KA‘ANAPALI – MAUI’S FUN COAST

Ka‘anapali is fit and trim, manicured from its lu`au lawns to its golf tees. The hotels possess gourmet dining rooms, lagoons with swans and flamingoes, art treasures in improbable places, vast landscapes and waterscapes with mega-pools, cascades and thrill slides. The toys in the once-royal playground are catamarans, outrigger canoes, boogie boards and surfboards, aqua bikes, snorkel and dive gear, rafts, windsurfers and sailboats.

In ancient times, Ka‘anapali was a royal retreat for the rulers of Maui. They liked the perfect three-mile stretch of white sand beach, gentle waves, warm sunny days, and the broad swatch of green land that swept up to the rainbow-haunted West Maui Mountains. Maui’s “royals” surfed, raced their outrigger canoes, feasted at lu`aus that lasted for weeks, and where the Ka‘anapali Golf Courses now blanket the land, they played ulu maika, a form of lawn bowling using heavy lava rock balls.

Ka‘anapali’s two championship golf courses are open to all. One is the creation of the eminent Robert Trent Jones, Sr., the other designed by Arthur Jack Snyder. The way the courses are laid out, both duffers and pros get a good game. The only problem is whales. If they’re jumping offshore in their fantastic gymnastics, nobody seems to make par. The magnificent vistas of sea and mountains are distracting enough to be considered outright hazards on the links.

Ka‘anapali has four “A’s” in its name and three of them stand for “Action. The other “A?” It stands for “A Surprisingly Great Deal” because Ka‘anapali hotels and condominiums offer a wide spectrum of accommodations, packages and rates.

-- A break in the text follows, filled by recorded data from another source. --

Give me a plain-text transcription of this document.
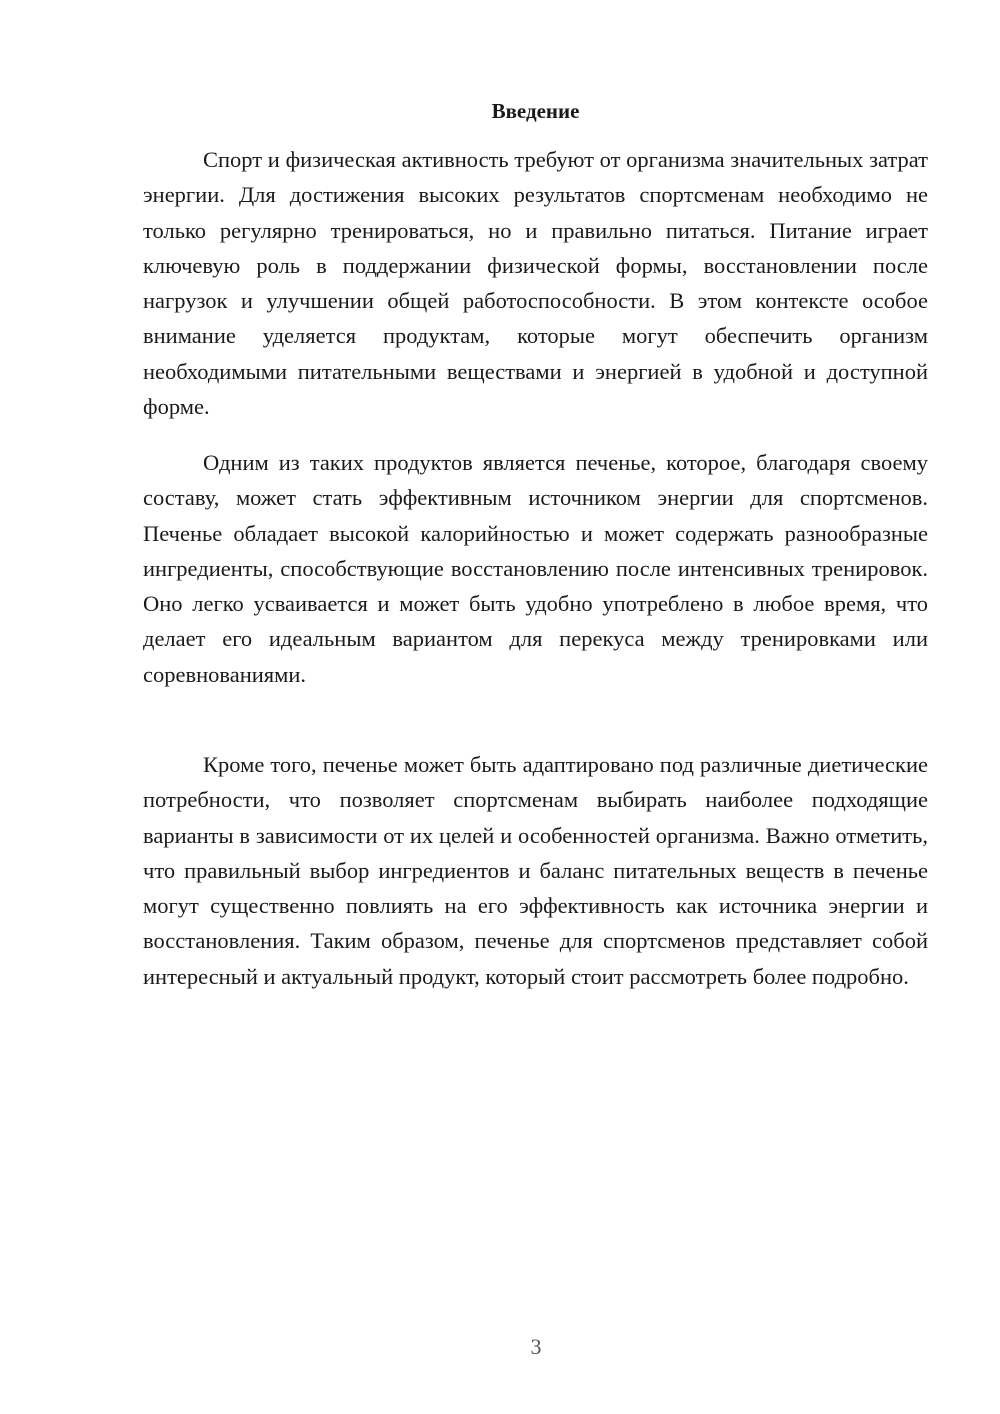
Введение

Спорт и физическая активность требуют от организма значительных затрат энергии. Для достижения высоких результатов спортсменам необходимо не только регулярно тренироваться, но и правильно питаться. Питание играет ключевую роль в поддержании физической формы, восстановлении после нагрузок и улучшении общей работоспособности. В этом контексте особое внимание уделяется продуктам, которые могут обеспечить организм необходимыми питательными веществами и энергией в удобной и доступной форме.

Одним из таких продуктов является печенье, которое, благодаря своему составу, может стать эффективным источником энергии для спортсменов. Печенье обладает высокой калорийностью и может содержать разнообразные ингредиенты, способствующие восстановлению после интенсивных тренировок. Оно легко усваивается и может быть удобно употреблено в любое время, что делает его идеальным вариантом для перекуса между тренировками или соревнованиями.

Кроме того, печенье может быть адаптировано под различные диетические потребности, что позволяет спортсменам выбирать наиболее подходящие варианты в зависимости от их целей и особенностей организма. Важно отметить, что правильный выбор ингредиентов и баланс питательных веществ в печенье могут существенно повлиять на его эффективность как источника энергии и восстановления. Таким образом, печенье для спортсменов представляет собой интересный и актуальный продукт, который стоит рассмотреть более подробно.

3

Ka‘anapali was Hawai‘i’s first planned resort and has become a model for resorts around the world. The hotels and holiday condominiums offer a variety of experiences from soaring marble lobbies to beachside bungalows. All are planted in the 1200-acre enclave amid lavish gardens along the beach and golf courses, each so private they appear solitary. In the center is the Whalers Village, an open-air, world-class shopping complex housing a whaling museum. The shops, hotels, restaurants, nightlife, activity centers, golf courses and even Lahaina town and are all connected by free transportation. Alternately, the Lahaina-Ka‘anapali and Pacific Railroad, a restored sugarcane train pulled by a vintage steam locomotive, chugs between the resort and Lahaina through sugar plantation fields.

Ka‘anapali is aware of its history and traditions. Every evening at sundown, cliff divers reenact the feat of Maui’s revered King Kahekili, who bravely dove from the cliff at Pu`u Kekaa, or Black Rock, into the churning sea, at a time when the spot was considered to be the jumping off place for the soul to enter the nether world. The tiki torches are lit along the shore as the ancient pahu drums and triton shell horns call the hula dancers and revelers to the beachside lu`aus.

To preserve the unique culture and way of life of Maui, some Ka‘anapali properties have adopted innovative programs whereby employees share their heritage with guests in small ways such as greeting them with genuine aloha, and large ways such as colorful festivals during Aloha Week, Lei Day and Kamehameha Day honoring Hawai‘i’s greatest king.

Even with all its wondrous amenities, Ka‘anapali has retained the reality of gracious royal Hawaiian hospitality and the pace of the action that made it the choice of kings.